On the above speculative basis, it appears that since October 1997 the Queensland Government may have received 712 complaints (273 + 439) concerning some aspect of the Queensland censorship laws (other than public display of publications).
A Queensland options paper (Folio 3335-6) apparently prepared for the Queensland Minister prior to the Censorship Ministers' meeting of 15 April 1999 stated:
"Many hundreds of letters recently received from consumers advocating the sale of adult material".The estimated 712 complainants referred to above would presumably include the "many hundreds" advocating sale of adult material. It seems the Queensland Government may be on very shaky ground in claiming there is wide community support for the Queensland ban on Restricted publications on the basis of complaints they have received.
EFA's application sought a wide range of material that may shed light on the justification or basis for the existing ban. Apparently no such information was available in the Minister's office or department, other than the files regarding complaints referred to above.

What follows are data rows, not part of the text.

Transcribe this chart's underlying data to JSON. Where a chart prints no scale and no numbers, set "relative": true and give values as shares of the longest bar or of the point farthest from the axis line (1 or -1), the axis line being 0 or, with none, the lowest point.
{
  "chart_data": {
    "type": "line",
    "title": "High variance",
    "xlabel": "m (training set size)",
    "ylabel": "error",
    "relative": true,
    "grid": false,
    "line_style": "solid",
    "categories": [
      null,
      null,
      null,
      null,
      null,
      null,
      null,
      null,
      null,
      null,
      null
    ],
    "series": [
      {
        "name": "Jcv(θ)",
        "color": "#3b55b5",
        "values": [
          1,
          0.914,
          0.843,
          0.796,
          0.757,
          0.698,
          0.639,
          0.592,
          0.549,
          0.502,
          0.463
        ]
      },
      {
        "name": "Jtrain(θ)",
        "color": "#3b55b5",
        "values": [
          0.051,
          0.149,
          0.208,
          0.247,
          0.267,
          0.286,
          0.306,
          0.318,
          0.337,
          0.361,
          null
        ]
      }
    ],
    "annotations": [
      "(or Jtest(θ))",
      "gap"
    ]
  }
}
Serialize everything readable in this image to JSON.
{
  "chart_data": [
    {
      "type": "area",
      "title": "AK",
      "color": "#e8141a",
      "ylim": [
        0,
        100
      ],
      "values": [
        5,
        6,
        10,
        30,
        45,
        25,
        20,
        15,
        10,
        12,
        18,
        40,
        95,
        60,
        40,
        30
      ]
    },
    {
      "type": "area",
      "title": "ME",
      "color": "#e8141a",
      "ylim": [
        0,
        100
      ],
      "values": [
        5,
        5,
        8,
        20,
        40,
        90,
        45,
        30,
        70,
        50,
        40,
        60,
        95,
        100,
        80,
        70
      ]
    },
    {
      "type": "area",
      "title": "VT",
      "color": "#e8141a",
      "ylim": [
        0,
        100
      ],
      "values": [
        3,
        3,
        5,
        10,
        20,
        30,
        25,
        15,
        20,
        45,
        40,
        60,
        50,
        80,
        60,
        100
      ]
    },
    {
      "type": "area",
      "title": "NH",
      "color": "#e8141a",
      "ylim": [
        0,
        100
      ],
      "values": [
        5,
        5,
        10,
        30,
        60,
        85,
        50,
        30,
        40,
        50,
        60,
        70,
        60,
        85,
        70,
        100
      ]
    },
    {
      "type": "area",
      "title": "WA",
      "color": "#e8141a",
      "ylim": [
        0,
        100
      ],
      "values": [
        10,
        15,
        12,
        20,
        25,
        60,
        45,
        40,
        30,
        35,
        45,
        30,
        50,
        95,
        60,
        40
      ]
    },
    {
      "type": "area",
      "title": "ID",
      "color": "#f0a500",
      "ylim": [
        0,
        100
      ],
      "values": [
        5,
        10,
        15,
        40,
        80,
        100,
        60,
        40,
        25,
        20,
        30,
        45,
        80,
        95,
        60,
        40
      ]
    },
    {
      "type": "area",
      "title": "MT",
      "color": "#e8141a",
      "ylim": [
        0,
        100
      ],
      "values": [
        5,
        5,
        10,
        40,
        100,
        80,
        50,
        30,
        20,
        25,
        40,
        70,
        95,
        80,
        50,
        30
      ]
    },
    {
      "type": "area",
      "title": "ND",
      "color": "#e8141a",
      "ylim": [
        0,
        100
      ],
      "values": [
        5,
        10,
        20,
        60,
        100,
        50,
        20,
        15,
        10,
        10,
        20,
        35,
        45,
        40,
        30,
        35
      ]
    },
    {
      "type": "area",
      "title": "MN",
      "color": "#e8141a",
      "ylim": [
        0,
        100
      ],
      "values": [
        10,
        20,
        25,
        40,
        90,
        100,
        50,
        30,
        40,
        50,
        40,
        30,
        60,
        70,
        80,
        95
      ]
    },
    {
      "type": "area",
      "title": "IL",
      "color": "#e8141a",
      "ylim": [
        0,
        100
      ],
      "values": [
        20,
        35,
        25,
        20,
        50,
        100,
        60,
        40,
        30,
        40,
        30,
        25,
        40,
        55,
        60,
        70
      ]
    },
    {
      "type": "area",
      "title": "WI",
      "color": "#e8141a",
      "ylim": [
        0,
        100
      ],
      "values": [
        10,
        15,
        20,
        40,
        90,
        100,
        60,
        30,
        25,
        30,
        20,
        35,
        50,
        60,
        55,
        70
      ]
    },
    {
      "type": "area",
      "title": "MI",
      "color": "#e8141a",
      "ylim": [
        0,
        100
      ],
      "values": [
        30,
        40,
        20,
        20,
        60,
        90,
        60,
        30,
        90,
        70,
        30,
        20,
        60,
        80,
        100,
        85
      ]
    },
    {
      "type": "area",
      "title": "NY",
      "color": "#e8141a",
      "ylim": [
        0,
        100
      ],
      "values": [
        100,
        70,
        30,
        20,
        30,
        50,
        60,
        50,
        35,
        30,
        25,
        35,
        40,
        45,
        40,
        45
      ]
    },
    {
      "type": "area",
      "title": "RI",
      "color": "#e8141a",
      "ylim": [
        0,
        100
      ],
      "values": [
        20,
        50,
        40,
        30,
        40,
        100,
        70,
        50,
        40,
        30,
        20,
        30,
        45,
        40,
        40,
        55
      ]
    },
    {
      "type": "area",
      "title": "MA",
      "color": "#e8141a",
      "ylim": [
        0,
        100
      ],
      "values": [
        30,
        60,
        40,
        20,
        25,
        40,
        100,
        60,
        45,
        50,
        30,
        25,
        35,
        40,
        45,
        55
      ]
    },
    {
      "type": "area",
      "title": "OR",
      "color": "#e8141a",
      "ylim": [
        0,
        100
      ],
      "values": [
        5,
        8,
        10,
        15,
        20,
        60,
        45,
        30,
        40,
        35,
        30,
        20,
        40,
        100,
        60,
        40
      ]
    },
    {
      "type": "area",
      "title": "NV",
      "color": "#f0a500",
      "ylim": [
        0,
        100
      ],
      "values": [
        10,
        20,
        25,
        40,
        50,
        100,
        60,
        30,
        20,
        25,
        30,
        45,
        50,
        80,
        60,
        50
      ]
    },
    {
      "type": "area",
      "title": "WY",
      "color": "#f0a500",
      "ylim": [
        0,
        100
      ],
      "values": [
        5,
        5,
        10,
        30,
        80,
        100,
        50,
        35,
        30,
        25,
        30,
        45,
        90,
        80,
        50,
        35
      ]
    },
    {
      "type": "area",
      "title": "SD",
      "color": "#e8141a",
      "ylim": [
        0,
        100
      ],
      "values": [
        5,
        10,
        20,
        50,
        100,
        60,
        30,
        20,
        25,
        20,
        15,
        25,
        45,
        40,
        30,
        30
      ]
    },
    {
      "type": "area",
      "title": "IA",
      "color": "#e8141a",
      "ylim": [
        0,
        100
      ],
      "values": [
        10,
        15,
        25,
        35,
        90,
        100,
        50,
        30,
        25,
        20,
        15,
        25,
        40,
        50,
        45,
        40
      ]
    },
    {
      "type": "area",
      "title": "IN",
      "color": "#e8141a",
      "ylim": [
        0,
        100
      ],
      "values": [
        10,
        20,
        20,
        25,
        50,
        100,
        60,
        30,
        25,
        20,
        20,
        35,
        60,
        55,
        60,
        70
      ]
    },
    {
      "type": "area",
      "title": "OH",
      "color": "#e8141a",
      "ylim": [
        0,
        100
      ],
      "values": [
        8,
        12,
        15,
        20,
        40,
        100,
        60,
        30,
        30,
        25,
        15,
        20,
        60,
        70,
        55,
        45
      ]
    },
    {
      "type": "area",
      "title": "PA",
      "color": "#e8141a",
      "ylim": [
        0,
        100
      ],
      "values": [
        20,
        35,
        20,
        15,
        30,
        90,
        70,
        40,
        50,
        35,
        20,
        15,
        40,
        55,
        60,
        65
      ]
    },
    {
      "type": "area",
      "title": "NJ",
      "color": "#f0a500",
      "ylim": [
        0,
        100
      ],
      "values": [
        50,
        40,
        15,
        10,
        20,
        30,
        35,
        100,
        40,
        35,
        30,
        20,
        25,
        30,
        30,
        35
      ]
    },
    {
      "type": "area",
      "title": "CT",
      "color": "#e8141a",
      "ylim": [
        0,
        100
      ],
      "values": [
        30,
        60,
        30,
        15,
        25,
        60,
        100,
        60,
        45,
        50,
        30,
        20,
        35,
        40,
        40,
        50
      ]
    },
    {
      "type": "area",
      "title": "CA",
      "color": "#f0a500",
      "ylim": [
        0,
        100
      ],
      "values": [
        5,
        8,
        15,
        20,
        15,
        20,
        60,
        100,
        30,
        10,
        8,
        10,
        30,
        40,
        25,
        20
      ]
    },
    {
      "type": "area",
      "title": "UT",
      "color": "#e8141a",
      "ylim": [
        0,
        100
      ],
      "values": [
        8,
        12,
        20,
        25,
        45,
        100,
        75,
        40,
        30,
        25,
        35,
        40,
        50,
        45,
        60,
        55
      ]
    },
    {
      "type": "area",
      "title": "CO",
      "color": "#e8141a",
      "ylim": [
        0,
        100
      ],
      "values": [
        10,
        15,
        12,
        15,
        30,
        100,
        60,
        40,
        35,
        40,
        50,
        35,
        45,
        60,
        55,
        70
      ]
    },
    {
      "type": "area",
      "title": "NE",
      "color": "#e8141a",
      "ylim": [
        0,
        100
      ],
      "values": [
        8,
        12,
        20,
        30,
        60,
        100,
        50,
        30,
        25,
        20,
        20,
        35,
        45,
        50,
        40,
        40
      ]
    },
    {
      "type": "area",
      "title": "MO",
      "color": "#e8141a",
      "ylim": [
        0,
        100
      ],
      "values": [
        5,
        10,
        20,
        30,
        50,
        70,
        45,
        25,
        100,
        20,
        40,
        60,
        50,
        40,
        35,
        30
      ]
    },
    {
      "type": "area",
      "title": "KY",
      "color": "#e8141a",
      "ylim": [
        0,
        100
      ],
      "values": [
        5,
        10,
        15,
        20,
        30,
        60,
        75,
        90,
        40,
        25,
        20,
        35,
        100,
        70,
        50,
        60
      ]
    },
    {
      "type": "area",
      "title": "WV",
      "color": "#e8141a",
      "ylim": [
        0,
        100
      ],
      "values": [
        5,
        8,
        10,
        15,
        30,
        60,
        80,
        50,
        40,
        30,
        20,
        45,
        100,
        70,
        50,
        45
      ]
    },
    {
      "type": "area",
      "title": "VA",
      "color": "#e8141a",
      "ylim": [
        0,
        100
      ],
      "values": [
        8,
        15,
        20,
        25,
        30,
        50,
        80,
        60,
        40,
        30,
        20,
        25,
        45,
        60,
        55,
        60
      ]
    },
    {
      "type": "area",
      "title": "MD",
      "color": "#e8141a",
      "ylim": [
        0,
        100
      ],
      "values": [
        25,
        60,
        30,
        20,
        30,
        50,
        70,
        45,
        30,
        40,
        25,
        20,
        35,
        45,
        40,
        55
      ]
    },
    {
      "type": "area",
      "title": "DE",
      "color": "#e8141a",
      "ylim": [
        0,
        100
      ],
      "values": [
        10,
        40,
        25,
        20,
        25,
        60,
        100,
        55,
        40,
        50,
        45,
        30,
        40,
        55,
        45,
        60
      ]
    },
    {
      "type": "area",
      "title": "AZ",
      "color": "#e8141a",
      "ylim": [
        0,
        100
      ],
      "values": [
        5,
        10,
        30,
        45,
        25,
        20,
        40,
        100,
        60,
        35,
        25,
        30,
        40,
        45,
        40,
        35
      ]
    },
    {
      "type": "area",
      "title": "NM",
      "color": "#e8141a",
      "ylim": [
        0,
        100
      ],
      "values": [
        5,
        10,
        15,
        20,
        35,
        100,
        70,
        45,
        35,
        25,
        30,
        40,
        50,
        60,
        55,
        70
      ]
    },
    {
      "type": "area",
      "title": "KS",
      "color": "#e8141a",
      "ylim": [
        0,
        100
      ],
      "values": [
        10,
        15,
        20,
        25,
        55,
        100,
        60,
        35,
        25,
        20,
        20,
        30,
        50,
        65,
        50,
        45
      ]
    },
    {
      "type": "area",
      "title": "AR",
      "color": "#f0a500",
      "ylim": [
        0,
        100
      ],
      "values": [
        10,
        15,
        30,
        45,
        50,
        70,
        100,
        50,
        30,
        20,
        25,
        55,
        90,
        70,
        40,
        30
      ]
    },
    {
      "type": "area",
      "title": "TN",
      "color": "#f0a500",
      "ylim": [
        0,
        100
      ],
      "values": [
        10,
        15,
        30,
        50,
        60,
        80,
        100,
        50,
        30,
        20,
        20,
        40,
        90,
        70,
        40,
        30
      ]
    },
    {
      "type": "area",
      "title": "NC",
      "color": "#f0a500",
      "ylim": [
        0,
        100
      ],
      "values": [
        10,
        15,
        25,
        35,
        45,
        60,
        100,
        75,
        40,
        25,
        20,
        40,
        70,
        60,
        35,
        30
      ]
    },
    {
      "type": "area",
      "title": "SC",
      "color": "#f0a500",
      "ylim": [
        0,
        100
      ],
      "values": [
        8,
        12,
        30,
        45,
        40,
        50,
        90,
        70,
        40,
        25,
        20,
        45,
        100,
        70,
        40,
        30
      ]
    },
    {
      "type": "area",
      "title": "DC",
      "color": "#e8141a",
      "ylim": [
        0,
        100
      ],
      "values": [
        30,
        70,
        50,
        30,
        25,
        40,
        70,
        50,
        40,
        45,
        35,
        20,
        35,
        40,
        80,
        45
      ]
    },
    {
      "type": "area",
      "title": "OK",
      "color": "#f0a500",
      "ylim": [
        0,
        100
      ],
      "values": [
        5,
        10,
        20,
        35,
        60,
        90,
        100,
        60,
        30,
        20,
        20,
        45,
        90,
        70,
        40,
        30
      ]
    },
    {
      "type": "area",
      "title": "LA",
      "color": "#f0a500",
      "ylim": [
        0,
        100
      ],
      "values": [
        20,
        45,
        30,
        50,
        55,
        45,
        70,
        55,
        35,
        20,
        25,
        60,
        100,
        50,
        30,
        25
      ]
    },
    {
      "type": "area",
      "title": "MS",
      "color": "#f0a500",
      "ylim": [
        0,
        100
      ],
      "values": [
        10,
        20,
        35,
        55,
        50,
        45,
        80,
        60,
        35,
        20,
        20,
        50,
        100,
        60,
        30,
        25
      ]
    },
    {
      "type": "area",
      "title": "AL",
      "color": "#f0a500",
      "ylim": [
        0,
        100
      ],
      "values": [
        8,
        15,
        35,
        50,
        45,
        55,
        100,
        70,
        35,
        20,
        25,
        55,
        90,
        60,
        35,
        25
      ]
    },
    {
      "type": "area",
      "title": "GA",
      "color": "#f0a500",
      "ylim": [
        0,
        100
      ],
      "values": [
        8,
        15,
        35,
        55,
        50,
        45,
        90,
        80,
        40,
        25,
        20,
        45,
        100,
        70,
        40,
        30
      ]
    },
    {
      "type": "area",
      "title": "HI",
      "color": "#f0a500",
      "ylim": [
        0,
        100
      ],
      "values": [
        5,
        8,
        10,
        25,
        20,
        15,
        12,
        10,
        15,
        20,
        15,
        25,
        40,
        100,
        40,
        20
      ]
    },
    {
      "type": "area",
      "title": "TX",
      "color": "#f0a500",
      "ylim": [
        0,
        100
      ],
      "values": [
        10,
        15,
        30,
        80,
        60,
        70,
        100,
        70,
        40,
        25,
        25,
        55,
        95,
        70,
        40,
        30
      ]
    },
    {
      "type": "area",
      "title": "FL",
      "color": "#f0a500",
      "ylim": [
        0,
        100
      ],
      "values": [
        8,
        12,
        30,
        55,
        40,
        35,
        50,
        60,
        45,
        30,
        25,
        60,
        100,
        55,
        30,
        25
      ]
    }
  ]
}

There is no basis for the claim that 'Unrestricted' publications have become raunchier. The fact is that depictions permitted in publications 20 years ago are not permitted today and there is no evidence that the OFLC has not been properly applying classification guidelines that have become increasingly restrictive over the past 20 or so years. The relevant division of the Queensland Government was unable to provide any research, by themselves or the OFLC, to show that Unrestricted, or any other, publications had become "raunchier".
The Queensland ban on the sale of Restricted publications to adults appears to be a matter of simplicity and expediency rather than agreed policy. The Government apparently does not hold details of the basis for the ban implemented by a prior government, nor to have undertaken any research or consideration regarding whether the policy of attempting to prevent Queensland adults from choosing to read material that is legally available to adults in all other States and Territories can be legitimately justified. This ban does not affect only "adult" publications, but also widely acclaimed, though controversial, books classified Category 1 Restricted, such as American Psycho.
Evidently, the government has also not considered the (lack of) merit of a continuing ban which simply encourages a black market (since Queensland banned Category 1 and 2 Restricted publications are available for purchase in various areas in Queensland) and the export of Queensland dollars to other Australian and international jurisdictions (since Queensland banned publications are legally obtainable by mail order).